Wie wirken sich präferenzielle Handelsabkommen auf die Zollsätze für HS 2915.40 aus, und welche Abkommen bieten üblicherweise reduzierte oder zollfreie Einfuhren an?

Präferenzielle Handelsabkommen können die Einfuhrzölle für Produkte unter HS 2915.40 erheblich senken oder eliminieren, vorausgesetzt, die Waren erfüllen die spezifischen Ursprungsregeln des Abkommens. Zum Beispiel bieten die Vereinigten Staaten zollfreie Behandlung (0 % Wertzoll) für Waren an, die aus Ländern stammen, mit denen sie Freihandelsabkommen haben, wie Australien (AU), Bahrain (BH), Chile (CL), Kolumbien (CO), Israel (IL), Jordanien (JO), Korea (KR), Marokko (MA), Oman (OM), Panama (PA), Peru (PE) und Singapur (SG). Ähnliche Präferenzzollsätze, oft zollfrei, sind unter Abkommen wie dem Allgemeinen Präferenzsystem (APS) für berechtigte Entwicklungsländer (z. B. 'A' für bestimmte APS-Begünstigte im US HTSUS) oder innerhalb regionaler Blöcke wie den Abkommen der EU mit verschiedenen Partnern verfügbar. Importeure müssen sicherstellen, dass sie gültige Ursprungszeugnisse oder andere erforderliche Dokumente besitzen, um Präferenzbehandlung zu beanspruchen.
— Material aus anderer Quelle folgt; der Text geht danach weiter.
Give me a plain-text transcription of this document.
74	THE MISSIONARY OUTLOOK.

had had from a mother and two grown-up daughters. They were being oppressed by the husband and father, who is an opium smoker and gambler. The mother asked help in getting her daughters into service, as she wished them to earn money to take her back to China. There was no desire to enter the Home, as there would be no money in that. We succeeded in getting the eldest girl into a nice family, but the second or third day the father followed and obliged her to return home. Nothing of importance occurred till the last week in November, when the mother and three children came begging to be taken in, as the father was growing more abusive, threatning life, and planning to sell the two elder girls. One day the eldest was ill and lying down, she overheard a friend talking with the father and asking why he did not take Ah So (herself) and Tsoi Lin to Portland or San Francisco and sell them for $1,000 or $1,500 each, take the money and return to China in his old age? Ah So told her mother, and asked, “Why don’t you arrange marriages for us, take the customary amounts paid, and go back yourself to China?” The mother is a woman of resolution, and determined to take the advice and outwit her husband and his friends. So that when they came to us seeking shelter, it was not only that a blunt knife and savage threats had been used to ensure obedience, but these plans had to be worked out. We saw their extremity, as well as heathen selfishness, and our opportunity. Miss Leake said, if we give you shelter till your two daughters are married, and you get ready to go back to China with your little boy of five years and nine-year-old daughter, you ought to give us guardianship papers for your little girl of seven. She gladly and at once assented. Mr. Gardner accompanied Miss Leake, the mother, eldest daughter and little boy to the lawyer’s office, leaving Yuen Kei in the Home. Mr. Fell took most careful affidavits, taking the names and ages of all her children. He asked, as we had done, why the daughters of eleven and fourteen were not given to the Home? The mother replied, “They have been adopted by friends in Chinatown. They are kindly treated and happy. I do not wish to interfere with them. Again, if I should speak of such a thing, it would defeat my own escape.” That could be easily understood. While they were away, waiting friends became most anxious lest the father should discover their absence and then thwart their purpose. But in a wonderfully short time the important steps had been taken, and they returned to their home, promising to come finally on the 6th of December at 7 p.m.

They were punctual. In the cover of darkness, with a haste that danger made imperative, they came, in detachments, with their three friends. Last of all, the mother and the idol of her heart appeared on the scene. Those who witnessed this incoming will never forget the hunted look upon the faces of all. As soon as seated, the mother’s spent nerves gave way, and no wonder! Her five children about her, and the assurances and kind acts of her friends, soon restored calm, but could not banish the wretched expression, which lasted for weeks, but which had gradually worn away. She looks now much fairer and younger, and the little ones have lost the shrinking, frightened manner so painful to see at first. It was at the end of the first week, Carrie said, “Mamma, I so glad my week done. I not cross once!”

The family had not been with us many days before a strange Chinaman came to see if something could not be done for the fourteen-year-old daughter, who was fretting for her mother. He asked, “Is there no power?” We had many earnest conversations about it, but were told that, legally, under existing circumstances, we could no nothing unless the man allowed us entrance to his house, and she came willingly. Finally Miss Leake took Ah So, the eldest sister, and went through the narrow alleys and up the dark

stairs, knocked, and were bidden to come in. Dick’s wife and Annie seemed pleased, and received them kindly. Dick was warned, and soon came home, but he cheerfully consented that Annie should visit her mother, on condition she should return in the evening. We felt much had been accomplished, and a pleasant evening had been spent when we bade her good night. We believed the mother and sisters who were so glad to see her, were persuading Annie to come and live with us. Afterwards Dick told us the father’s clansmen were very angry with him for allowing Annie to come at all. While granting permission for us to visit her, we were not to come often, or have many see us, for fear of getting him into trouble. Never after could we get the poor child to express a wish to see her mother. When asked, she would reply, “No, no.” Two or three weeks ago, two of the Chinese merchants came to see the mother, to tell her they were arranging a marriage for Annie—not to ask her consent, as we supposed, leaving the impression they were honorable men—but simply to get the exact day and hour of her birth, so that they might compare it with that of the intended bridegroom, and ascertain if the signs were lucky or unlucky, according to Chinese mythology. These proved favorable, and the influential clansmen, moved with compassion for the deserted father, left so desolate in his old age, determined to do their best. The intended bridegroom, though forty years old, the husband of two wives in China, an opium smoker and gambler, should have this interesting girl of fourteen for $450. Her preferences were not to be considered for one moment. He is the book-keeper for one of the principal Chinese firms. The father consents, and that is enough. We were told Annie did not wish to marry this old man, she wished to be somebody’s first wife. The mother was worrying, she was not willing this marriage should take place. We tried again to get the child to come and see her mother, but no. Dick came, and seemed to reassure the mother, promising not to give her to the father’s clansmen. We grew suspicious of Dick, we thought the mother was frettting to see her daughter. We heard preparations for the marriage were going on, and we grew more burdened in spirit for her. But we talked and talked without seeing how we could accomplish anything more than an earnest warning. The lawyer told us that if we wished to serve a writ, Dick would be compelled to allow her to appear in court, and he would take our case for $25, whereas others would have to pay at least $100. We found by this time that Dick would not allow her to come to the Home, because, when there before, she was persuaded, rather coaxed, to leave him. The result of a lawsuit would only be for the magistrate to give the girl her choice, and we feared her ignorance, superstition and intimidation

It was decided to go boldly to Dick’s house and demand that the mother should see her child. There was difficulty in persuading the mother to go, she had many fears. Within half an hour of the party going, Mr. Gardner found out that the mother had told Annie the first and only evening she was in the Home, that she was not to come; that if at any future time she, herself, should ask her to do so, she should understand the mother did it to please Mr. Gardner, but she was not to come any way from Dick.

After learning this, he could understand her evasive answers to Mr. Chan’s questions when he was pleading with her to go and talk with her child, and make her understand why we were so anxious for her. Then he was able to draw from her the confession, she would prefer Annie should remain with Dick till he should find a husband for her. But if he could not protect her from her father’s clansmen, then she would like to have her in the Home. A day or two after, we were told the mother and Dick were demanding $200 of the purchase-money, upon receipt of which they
Was sind die wichtigsten Einreihungskriterien, um festzustellen, ob ein Produkt unter HS 2915.40 fällt?

Das primäre Einreihungskriterium für HS 2915.40 ist die chemische Identität der Substanz: Es muss sich um Mono-, Di- oder Trichloressigsäure oder ein Salz oder Ester handeln, das von diesen spezifischen Säuren abgeleitet ist. Diese Unterposition ist Teil des Kapitels 29 des Harmonisierten Systems, das 'Organische Chemikalien' umfasst. Die Einreihung basiert auf der chemischen Struktur und den funktionellen Gruppen. Zum Beispiel würden Chloressigsäure (Monochloressigsäure), Dichloressigsäure und Trichloressigsäure sowie ihre Natriumsalze, Ethylester usw. hierunter fallen. Es ist entscheidend, diese von anderen halogenierten Derivaten der Essigsäure oder anderen organischen Säuren zu unterscheiden. Die Erläuterungen der WZO zu Kapitel 29 geben detaillierte Hinweise zum Anwendungsbereich dieser chemischen Kategorien. Eine Laboranalyse oder ein klares Analysenzertifikat (CoA), das die genaue chemische Verbindung identifiziert, ist oft unerlässlich für eine genaue Einreihung.

Welche spezifischen Dokumente werden typischerweise von den Zollbehörden für die Einfuhr von Produkten unter HS 2915.40 verlangt?

Importeure von Produkten unter HS 2915.40 benötigen im Allgemeinen Standard-Importdokumente, einschließlich einer Handelsrechnung, Packliste und eines Frachtbriefs oder Luftfrachtbriefs. Aufgrund der chemischen Natur dieser Produkte sind oft zusätzliche spezifische Dokumente erforderlich. Dies kann ein Analysenzertifikat (CoA) umfassen, das die chemische Zusammensetzung, Reinheit und Spezifikationen der Substanz detailliert beschreibt. Ein Sicherheitsdatenblatt (SDB) ist ebenfalls entscheidend für die Gefahrenkommunikation und die Einhaltung gesetzlicher Vorschriften, insbesondere für Chemikalien, die korrosive oder andere gefährliche Eigenschaften aufweisen können. Wenn präferenzielle Zollsätze im Rahmen eines Freihandelsabkommens beansprucht werden, ist ein gültiges Ursprungszeugnis (z. B. ein Freihandelsabkommen-Ursprungszeugnis oder eine EUR.1-Warenverkehrsbescheinigung) obligatorisch. Zollbehörden können auch Einfuhrlizenzen oder Genehmigungen anfordern, abhängig von nationalen Chemikalienkontrollvorschriften, insbesondere wenn die Substanz ein Präkursor ist oder spezifischen Umwelt- oder Gesundheitsvorschriften unterliegt.